Archive for the ‘Comparison’ Category

“as cleverer than people as people are than plants”

August 4, 2019

From The Economist of July 27th. Yes, it’s grammatical, but it’s fiercely hard to parse — you might feel the need to get out pencil and paper to graph the thing — and it’s also a big show-stopper flourish: stop reading the news to admire how clever we are!

In this case, the magazine has committed a nested clausal comparative (NCC), somewhat reminiscent of nested relative clauses (also known in the syntactic literature as self-embedded relative clauses) like those in the NP with head the rat modified by the relative clause that the cat that the dog worried ate:

[ the rat ]-i

… [ that [ the cat ]-j [ that [ the dog ] worried ___-j ] ate ___-i ]

(where an underline indicates a missing (“extracted”) constituent, and the indices mark coreferential constituents). Both nested relatives and NCCs require the hearer to interrupt the processing of one clause to process another clause of similar form.


Jumping higher than a house

October 2, 2018

The One Big Happy from 9/5 has Ruthie enmeshed in the syntax and semantics of comparison:

The reduced comparative X can jump higher than your house: ‘jump higher than your house is’ (Grandpa’s intended reading), OR ‘jump higher than your house can jump’ (Ruthie’s perceived reading ).

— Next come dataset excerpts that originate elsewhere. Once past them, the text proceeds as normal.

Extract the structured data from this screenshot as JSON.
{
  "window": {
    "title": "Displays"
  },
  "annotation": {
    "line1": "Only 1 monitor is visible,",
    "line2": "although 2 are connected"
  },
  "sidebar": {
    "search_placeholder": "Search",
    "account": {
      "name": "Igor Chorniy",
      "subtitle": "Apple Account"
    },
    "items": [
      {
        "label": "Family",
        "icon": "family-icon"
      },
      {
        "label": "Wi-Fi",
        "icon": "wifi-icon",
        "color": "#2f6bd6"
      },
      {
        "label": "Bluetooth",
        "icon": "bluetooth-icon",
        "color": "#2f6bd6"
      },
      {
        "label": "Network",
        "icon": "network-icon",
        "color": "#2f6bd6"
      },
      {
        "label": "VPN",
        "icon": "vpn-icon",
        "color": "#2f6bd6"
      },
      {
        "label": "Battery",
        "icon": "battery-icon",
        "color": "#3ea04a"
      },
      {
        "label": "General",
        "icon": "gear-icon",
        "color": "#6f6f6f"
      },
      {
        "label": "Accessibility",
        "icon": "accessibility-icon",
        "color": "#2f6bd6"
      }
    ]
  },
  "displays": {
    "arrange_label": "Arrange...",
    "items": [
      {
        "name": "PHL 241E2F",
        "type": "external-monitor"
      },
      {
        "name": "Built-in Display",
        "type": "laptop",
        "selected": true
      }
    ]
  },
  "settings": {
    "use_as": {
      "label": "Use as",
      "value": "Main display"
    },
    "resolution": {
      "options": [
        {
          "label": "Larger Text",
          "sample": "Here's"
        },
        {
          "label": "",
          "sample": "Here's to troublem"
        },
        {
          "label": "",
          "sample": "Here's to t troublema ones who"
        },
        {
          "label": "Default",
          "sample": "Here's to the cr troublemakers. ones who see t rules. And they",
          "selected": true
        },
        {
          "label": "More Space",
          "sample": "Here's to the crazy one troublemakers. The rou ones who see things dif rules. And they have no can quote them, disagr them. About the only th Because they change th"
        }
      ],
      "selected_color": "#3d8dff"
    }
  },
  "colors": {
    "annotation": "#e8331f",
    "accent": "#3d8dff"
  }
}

The literalist on Fathers Day

June 9, 2016

Fathers Day comes on the 19th. For the occasion, a Tom Toro cartoon that didn’t get into my earlier posting about him:

Well, there can be literally only one greatest dad in the world, but then not all language is literal — as in this case, where the sentiment on the mug is a piece of hyperbole, exaggeration for effect.


More memories

December 16, 2011

In the tradition of my Chicken Verdicchio, Peking on Mystic, and musical memories postings, more recollections of the Boston area in the early 60s. Something of a focus on food and dining, with occasional linguistic interludes.


Double comparatives

February 4, 2010

Caught in a Lumber Liquidators ad in the New York Times Magazine on January 24, a testimonial from satisfied customer Aurelia C.:

We love our new floor, we couldn’t be any more happier …

A double comparative on the hoof.

MWDEU‘s article on double comparatives notes that

more and most came to be used in intensive function with adjectives already inflected for comparative and superlative” – “the most unkindest cut of all” (Julius Caesar) – from the 14th to the 17th century, after which criticisms by grammarians of the 18th century pretty much wiped it out from standard writing, and “the strictures on the double comparative and superlative became part of every schoolchild’s lessons—and they still are.”

(There’s another type of doubling in things like mostest, bestest, worser.)

Schoolteachers might still be striving to root out doublings, but the evidence from informal writing suggests that intensive more and most are flourishing. Googling on {“any more happier”} (as in the testimonial above), for instance, nets a huge number of examples, especially in negative and interrogative contexts, most of them exclamatory in tone. Apparently, a great many people feel that “I couldn’t be any happier” is insufficiently emphatic, so they need a more to get the full effect.

EDM/ODM and grade marking

January 28, 2010

I’ve been spending rather a lot of time preparing materials for my course this quarter, on this week’s topic, inflectional (infl) vs. periphrastic (periph) comparatives and superlatives (infl handsomer, handsomest; periph more handsome, most handsome). I’ve been writing on the topic for decades, and I posted to Language Log three times recently on the topic (here, here, and here), so I’ve collected an almost unmanageable amount of material. I started to assemble my responses to comments on these postings, intending to post that here. What I have so far is a kind of crude outline for my students’ use, though I’m still striving.

Here I’m pulling out a new bit, having to do with an interaction between infl/periph and another option in the structure of English, Exceptional Degree Marking (EDM) vs. Ordinary Degree Marking (ODM).